Narasi “kemiskinan akibat malas” menjadi berguna bagi mereka yang diuntungkan oleh sistem ini, karena ia mengalihkan perhatian publik dari akar persoalan yang sebenarnya—distribusi kekuasaan dan kekayaan yang tidak merata.
Dengan menggeser tanggung jawab dari struktur ke individu, elite ekonomi dan politik berhasil mempertahankan status quo tanpa harus melakukan perubahan mendasar.
Untuk mengatasi kemiskinan, kita harus berani membalik cara pandang.
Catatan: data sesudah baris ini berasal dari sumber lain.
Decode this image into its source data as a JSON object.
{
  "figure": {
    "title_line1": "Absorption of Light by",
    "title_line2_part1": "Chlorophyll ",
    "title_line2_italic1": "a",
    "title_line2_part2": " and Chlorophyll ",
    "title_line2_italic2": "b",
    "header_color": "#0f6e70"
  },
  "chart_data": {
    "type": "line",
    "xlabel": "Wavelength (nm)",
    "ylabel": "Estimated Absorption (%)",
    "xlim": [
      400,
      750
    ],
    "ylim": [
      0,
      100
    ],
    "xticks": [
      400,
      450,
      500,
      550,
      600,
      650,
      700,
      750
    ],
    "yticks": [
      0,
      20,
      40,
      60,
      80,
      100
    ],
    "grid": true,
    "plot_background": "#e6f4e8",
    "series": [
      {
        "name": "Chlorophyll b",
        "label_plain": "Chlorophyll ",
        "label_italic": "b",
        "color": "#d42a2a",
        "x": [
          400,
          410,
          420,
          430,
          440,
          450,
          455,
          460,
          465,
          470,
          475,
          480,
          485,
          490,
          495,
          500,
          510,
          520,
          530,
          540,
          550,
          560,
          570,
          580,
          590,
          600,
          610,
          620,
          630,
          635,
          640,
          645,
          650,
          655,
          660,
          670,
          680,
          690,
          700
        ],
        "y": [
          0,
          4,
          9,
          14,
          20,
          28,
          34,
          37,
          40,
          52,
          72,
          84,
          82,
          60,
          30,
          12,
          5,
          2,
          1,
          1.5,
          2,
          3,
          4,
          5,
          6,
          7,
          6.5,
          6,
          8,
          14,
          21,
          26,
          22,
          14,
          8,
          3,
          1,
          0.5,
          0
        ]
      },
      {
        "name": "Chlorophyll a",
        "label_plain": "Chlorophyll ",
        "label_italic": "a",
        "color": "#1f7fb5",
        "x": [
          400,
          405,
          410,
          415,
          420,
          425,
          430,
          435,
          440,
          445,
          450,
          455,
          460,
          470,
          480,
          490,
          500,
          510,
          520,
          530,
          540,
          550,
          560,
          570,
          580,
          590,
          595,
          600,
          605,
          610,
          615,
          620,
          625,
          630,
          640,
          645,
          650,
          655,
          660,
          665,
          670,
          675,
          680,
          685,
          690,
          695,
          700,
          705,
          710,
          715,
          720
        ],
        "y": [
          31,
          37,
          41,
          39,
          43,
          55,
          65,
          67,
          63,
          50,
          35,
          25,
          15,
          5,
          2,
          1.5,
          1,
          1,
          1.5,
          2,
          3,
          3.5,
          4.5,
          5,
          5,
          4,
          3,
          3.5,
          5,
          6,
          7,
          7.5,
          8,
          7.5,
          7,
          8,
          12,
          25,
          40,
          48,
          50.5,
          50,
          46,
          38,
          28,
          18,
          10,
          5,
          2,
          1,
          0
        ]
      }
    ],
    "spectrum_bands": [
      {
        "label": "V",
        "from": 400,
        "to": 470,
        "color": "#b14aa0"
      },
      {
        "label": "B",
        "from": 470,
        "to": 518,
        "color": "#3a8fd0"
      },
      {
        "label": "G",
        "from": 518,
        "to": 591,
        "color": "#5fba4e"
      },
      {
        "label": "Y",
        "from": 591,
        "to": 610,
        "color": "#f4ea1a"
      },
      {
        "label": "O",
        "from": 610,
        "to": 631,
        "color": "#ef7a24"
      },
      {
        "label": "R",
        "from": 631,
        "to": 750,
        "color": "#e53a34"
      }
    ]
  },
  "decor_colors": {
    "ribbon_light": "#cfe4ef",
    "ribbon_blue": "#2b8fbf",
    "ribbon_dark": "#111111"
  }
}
Solusi tidak terletak pada ceramah moral atau motivasi kerja keras, tetapi pada pembenahan struktur sosial yang selama ini menindas.
Nelayan membutuhkan tata kelola laut yang adil, bukan sekadar bantuan sosial. Petani membutuhkan reforma agraria sejati, bukan sekadar subsidi pupuk.
Anak muda membutuhkan jaminan kerja, perlindungan sosial universal, dan kebijakan ekonomi yang menempatkan manusia di atas pasar. Ketiganya membutuhkan negara yang berpihak pada rakyat, bukan pada logika akumulasi modal.
Kritik terhadap mentalitas generasi muda hanya masuk akal bila kita hidup dalam sistem yang adil. Namun ketika ketimpangan begitu nyata—nelayan kehilangan laut, petani kehilangan tanah, pekerja muda kehilangan kepastian—maka menuduh mereka lemah adalah bentuk ketidakadilan baru.
Kemiskinan bukan aib pribadi. Ia adalah cermin dari bagaimana negara memperlakukan warganya, siapa yang diberi ruang untuk berkembang, dan siapa yang dibiarkan terpinggirkan.
Jika Indonesia sungguh ingin keluar dari jerat kemiskinan, langkah pertama bukanlah menyuruh rakyat “bermental baja”, melainkan memastikan struktur sosial dan ekonomi kita benar-benar berpihak pada manusia.